Music used to be such a huge part of my life. At one time that was what I was known for. It was what everyone expected me to do with my life – study music and then teach and/perform. I had dreams of being the next Benny Goodman and having my own Big Band – playing Carnegie Hall and simply performing. I play Clarinet and piano and sing (not all at the same time, mind you!)
Along with writing, music was my life. Until my parents’ divorce and then that all came crashing down and I ran from it as far as I could…all the way out to Montana. I miss music but the perfectionist in me cannot handle all the mistakes I make now as I try to get back my embouchure for playing the clarinet or reclaim my “limber” fingers when playing the piano. My vocals are still there but I don’t put them to use as I should. I am mad at myself for letting all that go. I made that decision ultimately and I regret it every day. Funny thing is I swore I would never be that person – that person who threw it all away. Ha. The last laugh is on me I guess.
I need to get a grip on myself and stop letting external forces invade my peace of mind.

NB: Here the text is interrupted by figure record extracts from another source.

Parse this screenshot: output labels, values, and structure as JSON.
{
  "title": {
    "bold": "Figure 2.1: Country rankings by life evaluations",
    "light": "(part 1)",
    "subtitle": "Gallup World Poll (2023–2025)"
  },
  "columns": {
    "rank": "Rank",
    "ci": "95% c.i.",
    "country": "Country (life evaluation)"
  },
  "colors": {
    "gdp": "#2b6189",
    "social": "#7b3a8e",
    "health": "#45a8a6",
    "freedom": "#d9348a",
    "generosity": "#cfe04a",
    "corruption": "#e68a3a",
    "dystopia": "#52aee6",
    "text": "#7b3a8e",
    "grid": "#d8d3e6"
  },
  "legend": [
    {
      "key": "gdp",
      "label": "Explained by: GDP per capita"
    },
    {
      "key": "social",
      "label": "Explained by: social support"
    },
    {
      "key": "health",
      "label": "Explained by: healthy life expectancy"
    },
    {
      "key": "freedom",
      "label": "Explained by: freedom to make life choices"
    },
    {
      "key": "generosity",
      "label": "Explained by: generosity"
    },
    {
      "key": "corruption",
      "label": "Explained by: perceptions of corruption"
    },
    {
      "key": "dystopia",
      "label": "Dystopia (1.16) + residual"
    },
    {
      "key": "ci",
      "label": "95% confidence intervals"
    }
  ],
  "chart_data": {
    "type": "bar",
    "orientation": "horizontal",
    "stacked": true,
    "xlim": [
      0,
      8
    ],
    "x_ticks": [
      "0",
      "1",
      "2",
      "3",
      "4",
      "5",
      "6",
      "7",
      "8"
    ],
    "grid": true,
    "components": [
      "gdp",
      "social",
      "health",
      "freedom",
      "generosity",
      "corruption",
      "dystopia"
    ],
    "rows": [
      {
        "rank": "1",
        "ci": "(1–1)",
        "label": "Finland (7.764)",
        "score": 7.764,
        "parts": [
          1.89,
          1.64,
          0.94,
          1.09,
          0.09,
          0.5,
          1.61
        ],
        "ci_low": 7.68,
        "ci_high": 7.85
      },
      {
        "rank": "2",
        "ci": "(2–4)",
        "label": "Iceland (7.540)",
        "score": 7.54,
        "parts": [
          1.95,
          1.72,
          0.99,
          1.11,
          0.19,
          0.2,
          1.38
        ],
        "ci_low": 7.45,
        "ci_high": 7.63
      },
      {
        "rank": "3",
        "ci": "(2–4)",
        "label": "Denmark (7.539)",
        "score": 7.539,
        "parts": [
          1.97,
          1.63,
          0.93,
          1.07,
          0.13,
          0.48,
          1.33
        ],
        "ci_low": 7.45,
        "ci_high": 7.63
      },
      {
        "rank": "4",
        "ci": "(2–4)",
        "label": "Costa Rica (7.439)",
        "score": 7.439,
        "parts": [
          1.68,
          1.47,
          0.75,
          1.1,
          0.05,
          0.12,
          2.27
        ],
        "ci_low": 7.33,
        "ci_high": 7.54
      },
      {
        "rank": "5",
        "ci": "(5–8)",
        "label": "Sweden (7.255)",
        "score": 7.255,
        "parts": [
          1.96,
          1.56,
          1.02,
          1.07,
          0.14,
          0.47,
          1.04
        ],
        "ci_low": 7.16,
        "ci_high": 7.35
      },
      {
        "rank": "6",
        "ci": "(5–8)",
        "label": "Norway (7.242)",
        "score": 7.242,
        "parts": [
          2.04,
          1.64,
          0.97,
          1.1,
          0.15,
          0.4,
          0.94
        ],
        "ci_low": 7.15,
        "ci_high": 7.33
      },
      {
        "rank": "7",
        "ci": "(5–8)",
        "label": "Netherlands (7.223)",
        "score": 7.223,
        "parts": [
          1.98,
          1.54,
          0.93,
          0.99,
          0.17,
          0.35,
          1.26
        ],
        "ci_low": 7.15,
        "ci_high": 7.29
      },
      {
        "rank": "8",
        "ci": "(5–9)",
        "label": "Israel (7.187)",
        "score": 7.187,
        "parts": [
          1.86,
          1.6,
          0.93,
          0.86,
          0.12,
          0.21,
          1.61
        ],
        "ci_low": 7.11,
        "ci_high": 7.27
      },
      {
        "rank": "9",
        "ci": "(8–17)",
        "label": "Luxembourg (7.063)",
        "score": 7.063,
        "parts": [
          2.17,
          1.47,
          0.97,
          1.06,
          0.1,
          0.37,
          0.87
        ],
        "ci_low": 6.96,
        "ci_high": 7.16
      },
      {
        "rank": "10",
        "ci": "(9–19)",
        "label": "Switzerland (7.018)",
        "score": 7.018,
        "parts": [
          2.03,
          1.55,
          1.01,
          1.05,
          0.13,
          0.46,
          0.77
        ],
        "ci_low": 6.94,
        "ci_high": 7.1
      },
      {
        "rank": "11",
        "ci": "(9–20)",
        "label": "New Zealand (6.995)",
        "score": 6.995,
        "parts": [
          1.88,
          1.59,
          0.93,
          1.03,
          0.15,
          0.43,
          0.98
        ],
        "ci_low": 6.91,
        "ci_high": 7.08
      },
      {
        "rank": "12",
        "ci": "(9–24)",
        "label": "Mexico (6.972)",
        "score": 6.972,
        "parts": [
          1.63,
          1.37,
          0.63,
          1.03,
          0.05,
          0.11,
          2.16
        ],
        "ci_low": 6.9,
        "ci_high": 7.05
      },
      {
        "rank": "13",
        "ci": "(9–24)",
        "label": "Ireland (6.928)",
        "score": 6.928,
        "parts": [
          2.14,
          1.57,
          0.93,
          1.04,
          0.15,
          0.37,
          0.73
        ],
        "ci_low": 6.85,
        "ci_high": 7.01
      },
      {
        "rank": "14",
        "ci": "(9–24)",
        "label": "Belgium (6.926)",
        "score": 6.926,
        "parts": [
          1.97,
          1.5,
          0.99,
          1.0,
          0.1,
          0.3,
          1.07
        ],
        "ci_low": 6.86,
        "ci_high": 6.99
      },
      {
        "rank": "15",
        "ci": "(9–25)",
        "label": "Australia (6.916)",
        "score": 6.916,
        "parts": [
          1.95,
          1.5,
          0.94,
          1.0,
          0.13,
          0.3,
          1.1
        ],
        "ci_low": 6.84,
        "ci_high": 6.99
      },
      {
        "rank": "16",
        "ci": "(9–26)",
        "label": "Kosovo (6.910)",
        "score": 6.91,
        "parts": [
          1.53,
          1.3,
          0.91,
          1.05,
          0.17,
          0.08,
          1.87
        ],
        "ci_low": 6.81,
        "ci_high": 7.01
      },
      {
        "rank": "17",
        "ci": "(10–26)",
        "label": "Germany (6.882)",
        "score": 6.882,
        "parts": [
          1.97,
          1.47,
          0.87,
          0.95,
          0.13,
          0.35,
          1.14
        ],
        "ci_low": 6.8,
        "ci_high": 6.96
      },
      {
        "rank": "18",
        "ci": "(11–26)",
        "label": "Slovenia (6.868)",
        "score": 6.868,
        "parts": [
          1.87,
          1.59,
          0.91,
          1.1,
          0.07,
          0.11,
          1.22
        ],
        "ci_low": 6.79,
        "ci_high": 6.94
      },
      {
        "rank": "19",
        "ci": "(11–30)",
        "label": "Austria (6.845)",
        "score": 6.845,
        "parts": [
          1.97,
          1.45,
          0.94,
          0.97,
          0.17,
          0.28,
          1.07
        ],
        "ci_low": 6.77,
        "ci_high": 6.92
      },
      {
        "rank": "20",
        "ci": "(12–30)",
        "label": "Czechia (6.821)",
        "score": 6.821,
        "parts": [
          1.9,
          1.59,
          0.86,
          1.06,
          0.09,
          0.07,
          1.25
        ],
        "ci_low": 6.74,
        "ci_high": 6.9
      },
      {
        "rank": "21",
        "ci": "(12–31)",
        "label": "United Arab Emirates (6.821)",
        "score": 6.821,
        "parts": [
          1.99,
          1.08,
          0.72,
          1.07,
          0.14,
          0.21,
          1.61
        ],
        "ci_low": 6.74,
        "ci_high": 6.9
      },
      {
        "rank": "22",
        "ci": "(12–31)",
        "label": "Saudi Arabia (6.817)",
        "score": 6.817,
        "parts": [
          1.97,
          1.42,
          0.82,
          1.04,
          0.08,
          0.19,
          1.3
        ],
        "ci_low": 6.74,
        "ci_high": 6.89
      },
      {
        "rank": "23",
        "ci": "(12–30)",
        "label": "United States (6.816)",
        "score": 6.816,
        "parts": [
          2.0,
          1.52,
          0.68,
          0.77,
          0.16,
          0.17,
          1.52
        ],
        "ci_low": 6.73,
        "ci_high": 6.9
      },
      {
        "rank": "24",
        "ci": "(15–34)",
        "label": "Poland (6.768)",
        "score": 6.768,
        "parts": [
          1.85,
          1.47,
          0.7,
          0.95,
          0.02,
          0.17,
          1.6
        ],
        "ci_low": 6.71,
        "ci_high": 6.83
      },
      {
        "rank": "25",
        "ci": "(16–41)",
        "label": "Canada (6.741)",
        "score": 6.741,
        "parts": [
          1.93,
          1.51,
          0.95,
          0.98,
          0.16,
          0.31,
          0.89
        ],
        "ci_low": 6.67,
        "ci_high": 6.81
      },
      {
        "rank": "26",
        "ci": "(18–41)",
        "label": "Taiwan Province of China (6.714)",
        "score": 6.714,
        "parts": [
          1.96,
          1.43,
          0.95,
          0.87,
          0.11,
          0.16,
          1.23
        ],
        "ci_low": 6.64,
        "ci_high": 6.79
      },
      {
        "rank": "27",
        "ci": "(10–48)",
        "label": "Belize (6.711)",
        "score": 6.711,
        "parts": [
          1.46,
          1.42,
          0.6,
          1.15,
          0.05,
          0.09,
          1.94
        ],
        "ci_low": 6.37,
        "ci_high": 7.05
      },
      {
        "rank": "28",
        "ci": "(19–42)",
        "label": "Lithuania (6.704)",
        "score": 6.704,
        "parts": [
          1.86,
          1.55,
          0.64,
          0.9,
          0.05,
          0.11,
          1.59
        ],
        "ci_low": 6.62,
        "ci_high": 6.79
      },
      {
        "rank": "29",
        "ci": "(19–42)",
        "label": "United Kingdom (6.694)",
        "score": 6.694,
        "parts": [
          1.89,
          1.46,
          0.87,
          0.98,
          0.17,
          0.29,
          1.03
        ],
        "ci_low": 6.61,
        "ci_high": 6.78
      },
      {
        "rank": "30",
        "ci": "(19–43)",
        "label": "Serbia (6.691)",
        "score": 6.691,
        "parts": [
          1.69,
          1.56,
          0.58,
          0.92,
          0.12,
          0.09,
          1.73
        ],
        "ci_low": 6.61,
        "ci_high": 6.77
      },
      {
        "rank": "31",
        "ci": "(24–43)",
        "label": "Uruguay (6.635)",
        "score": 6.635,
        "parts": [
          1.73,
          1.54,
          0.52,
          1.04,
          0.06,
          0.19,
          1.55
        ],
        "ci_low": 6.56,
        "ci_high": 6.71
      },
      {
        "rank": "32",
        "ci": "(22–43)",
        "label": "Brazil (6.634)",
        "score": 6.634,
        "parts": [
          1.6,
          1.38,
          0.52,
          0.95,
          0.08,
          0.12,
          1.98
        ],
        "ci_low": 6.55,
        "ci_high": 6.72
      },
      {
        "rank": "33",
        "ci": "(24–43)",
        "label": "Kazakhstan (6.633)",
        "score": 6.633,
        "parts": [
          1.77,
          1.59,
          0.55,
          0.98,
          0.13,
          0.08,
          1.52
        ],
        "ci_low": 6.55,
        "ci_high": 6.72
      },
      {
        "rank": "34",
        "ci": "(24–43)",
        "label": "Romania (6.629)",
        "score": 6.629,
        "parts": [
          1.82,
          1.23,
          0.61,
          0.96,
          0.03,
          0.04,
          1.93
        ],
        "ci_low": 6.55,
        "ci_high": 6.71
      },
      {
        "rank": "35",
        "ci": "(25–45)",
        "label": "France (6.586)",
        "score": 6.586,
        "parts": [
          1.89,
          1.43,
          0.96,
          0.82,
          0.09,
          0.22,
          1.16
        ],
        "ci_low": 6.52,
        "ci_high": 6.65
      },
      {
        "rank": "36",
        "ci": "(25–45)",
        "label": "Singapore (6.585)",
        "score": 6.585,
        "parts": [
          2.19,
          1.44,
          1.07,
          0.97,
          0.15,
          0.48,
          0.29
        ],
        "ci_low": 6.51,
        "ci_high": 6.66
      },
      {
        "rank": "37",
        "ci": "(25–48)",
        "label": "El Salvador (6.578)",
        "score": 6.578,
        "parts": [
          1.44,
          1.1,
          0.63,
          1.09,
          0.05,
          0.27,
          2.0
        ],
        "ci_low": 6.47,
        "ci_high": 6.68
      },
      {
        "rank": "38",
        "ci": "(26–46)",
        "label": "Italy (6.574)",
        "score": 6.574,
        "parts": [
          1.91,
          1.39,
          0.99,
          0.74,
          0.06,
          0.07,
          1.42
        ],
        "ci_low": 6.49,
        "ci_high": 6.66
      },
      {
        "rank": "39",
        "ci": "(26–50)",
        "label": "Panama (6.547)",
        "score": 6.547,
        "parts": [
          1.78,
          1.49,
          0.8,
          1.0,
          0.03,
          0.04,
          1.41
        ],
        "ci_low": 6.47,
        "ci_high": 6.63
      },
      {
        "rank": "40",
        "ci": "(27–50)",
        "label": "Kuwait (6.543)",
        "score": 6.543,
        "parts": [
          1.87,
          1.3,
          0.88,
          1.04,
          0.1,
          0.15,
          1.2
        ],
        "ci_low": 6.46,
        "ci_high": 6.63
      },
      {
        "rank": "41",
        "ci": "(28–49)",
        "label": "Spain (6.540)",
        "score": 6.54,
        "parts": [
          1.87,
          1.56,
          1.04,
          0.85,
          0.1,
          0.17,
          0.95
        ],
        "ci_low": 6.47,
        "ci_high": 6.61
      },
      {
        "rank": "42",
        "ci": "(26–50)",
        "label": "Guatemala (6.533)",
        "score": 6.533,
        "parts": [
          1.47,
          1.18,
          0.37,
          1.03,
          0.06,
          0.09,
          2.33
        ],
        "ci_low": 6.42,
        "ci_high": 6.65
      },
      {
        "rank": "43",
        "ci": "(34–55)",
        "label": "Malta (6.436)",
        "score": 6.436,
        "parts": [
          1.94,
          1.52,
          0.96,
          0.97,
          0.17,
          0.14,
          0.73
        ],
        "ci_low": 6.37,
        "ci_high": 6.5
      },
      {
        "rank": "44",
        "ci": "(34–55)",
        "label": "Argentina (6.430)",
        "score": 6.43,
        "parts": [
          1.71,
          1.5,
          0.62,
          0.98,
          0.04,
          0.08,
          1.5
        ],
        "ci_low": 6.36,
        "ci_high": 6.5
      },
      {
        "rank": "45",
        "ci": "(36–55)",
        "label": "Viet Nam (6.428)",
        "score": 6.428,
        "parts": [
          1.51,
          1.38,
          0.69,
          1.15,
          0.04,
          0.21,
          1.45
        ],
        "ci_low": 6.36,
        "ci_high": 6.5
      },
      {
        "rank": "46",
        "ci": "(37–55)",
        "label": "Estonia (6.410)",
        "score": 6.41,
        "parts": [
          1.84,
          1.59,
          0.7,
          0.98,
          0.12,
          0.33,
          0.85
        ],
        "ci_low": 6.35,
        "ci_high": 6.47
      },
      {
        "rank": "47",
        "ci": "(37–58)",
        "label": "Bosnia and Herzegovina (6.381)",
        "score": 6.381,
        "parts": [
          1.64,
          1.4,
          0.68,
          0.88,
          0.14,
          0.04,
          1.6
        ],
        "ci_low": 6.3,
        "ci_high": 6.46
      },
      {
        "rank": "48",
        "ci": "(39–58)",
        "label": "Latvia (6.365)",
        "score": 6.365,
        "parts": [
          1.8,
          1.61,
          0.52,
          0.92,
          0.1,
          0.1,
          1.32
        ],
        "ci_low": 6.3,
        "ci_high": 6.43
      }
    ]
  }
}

I wish I could quiet my mind so the muses could do their work. It’s like I won’t LET myself do this and THAT is what is SO ultimately and truly frustrating.
I wish I could duplicate this passion I have for kettlebells into my creative life. I would be creating and producing like a mad woman! And that would be amazing!
More than anything, I wish writing was like it was when I was younger – typing away on my old Royal typewriter – tucked up in my bedroom – oblivious to everything around me. Or when I was in college and on a steady and oh so fulfilling intellectual diet. I felt so alive and creatively “juiced” all the time.
I realize that it is a daily decision to feel one way or the other. It’s time I figure that out and put it to practice. I just have to do it and stop bitching about it. I prefer to call it venting and organizing my thoughts. 🙂
Ultimately, I need to bury the past and just let it go or it will swallow me up. I can’t let that happen. I have to move on and make peace with it all finally. Then I will be able to move on.